On Saturday I attended a Julia Dean Workshop titled Crafting the Portrait. The instructor was Mark Edward Harris, an accomplished photographer whos work has appeared in publications such as Life, Harper’s Bazaar, and Playboy. The class was very small, just four students, the instructor, and an assistant. After some classroom time in the morning and a short while doing portraits of each other outside, we were sent off to do “environmental portraits” of whomever we could find in downtown Oceanside. An environmental portrait is a portrait in which the subject is shown in their “natural” environment to show something about their life. I was not very happy with my environmental portrait so I will not post any here, but some other students made some great ones which was nice to see.

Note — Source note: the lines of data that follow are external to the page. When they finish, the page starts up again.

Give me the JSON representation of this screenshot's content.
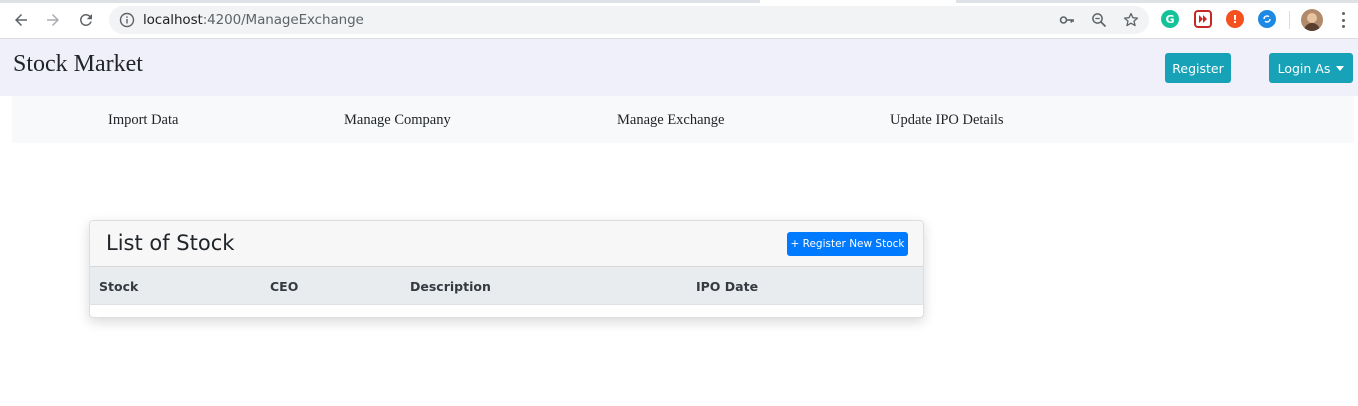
{
  "browser": {
    "url_host": "localhost",
    "url_path": ":4200/ManageExchange"
  },
  "navbar": {
    "brand": "Stock Market",
    "register_label": "Register",
    "login_label": "Login As"
  },
  "subnav": {
    "items": [
      {
        "label": "Import Data"
      },
      {
        "label": "Manage Company"
      },
      {
        "label": "Manage Exchange"
      },
      {
        "label": "Update IPO Details"
      }
    ]
  },
  "card": {
    "title": "List of Stock",
    "register_button_label": "+ Register New Stock",
    "columns": [
      "Stock",
      "CEO",
      "Description",
      "IPO Date"
    ],
    "rows": []
  },
  "colors": {
    "info": "#17a2b8",
    "primary": "#007bff",
    "navbar_bg": "#f0f0fb",
    "subnav_bg": "#f8f9fa",
    "table_head_bg": "#e9ecef"
  }
}
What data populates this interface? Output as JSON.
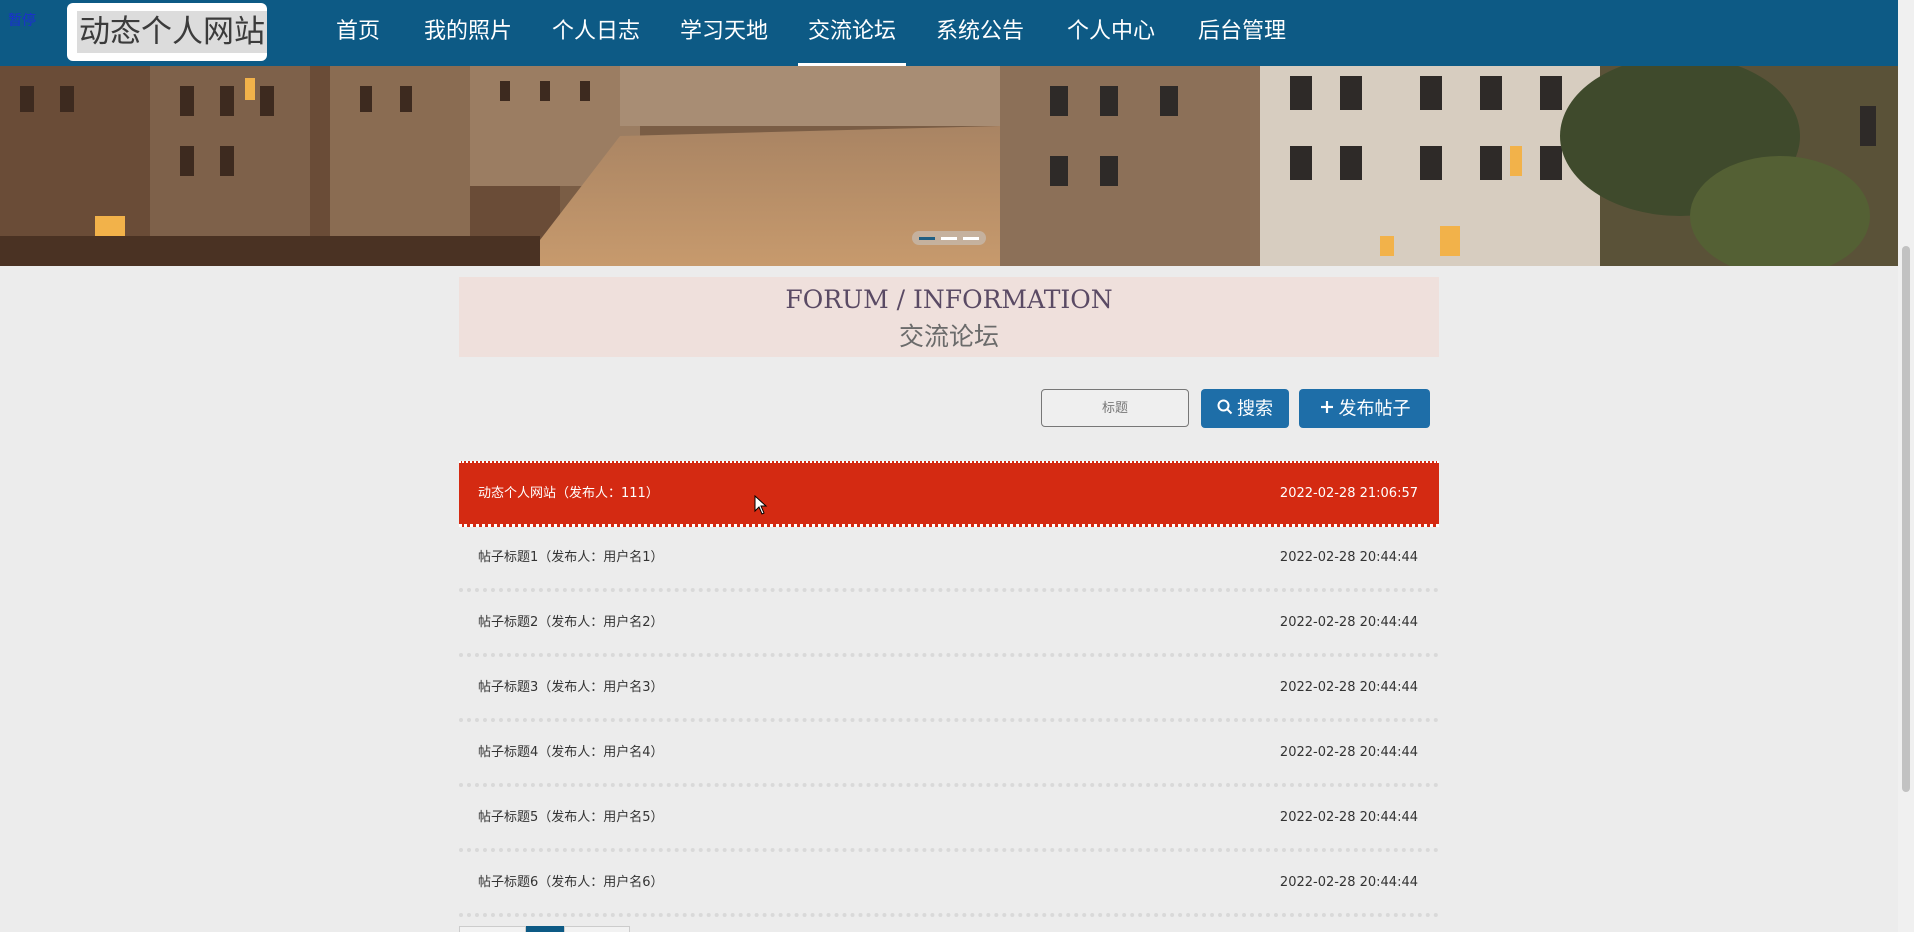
{
  "header": {
    "pause_label": "暂停",
    "logo_text": "动态个人网站",
    "nav": [
      {
        "label": "首页"
      },
      {
        "label": "我的照片"
      },
      {
        "label": "个人日志"
      },
      {
        "label": "学习天地"
      },
      {
        "label": "交流论坛",
        "active": true
      },
      {
        "label": "系统公告"
      },
      {
        "label": "个人中心"
      },
      {
        "label": "后台管理"
      }
    ]
  },
  "banner": {
    "slides": 3,
    "active_slide": 1
  },
  "section": {
    "title_en": "FORUM / INFORMATION",
    "title_cn": "交流论坛"
  },
  "search": {
    "placeholder": "标题",
    "search_label": "搜索",
    "post_label": "发布帖子"
  },
  "forum": {
    "rows": [
      {
        "title": "动态个人网站（发布人：111）",
        "date": "2022-02-28 21:06:57",
        "highlight": true
      },
      {
        "title": "帖子标题1（发布人：用户名1）",
        "date": "2022-02-28 20:44:44"
      },
      {
        "title": "帖子标题2（发布人：用户名2）",
        "date": "2022-02-28 20:44:44"
      },
      {
        "title": "帖子标题3（发布人：用户名3）",
        "date": "2022-02-28 20:44:44"
      },
      {
        "title": "帖子标题4（发布人：用户名4）",
        "date": "2022-02-28 20:44:44"
      },
      {
        "title": "帖子标题5（发布人：用户名5）",
        "date": "2022-02-28 20:44:44"
      },
      {
        "title": "帖子标题6（发布人：用户名6）",
        "date": "2022-02-28 20:44:44"
      }
    ]
  },
  "colors": {
    "header_bg": "#0d5a85",
    "accent_button": "#1e6ea8",
    "highlight_row": "#d42a12",
    "title_block_bg": "#efe0dc"
  }
}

I’d like to try some of those again soon.
That afternoon was our time to work with the model, and her friend who ended up doing some modeling for us as well (along with her Chihuahua, Batman). This was fun, and I am happy with what I was able to capture in the few frames I took (a dozen or less of each of these setups). For this first shot, an intentionally overexposed split-tone, I had a clear idea of what I was trying to achieve, having nabbed the idea from my folder of “inspiration” images.
It was great to be able to have an idea in my head and be able to execute against it, successfully and with little trouble. Having lots of equipment, assistants, and an instructor at hand don’t hurt of course, but I think I can also do this same shot with what I have at my disposal at home. This next shot is with a lighting setup that I had not played with before.

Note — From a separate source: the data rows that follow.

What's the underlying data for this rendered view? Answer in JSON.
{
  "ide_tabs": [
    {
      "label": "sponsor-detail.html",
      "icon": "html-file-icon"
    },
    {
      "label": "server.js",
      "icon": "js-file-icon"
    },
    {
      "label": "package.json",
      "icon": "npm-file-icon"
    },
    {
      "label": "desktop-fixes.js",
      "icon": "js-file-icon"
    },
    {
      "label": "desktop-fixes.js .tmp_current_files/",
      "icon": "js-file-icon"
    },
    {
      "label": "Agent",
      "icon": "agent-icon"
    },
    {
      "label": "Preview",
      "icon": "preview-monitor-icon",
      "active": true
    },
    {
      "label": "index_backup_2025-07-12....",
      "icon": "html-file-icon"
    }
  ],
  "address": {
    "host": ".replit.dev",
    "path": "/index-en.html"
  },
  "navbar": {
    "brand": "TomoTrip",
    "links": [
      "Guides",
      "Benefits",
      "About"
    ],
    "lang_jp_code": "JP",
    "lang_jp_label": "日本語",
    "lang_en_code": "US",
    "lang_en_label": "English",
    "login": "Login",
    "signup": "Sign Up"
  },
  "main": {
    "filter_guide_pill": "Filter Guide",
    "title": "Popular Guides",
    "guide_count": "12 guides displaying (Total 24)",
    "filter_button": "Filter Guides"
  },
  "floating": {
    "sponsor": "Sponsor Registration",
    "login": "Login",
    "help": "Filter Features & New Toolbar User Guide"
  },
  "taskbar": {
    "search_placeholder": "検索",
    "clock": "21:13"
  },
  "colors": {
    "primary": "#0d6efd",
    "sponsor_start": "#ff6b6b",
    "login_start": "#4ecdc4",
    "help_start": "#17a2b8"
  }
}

High and to the left is a grid spot light illuminating the model, and off to the left of the red background is another focused light, creating the isolated bright red area. This creates a much more dramatic image than the big soft boxes, of course. I had her put on the glasses because I think they make the photo.
Sarah and Batman
If I had more time I would have worked this setup more to get an image that I really like, but I’m happy with what I got given the time constraint. Overall, the workshop was valuable. I picked up a few more nuggest of information, met some great people, and perhaps most importantly it inspired me to really start playing with my lights more and creating new images.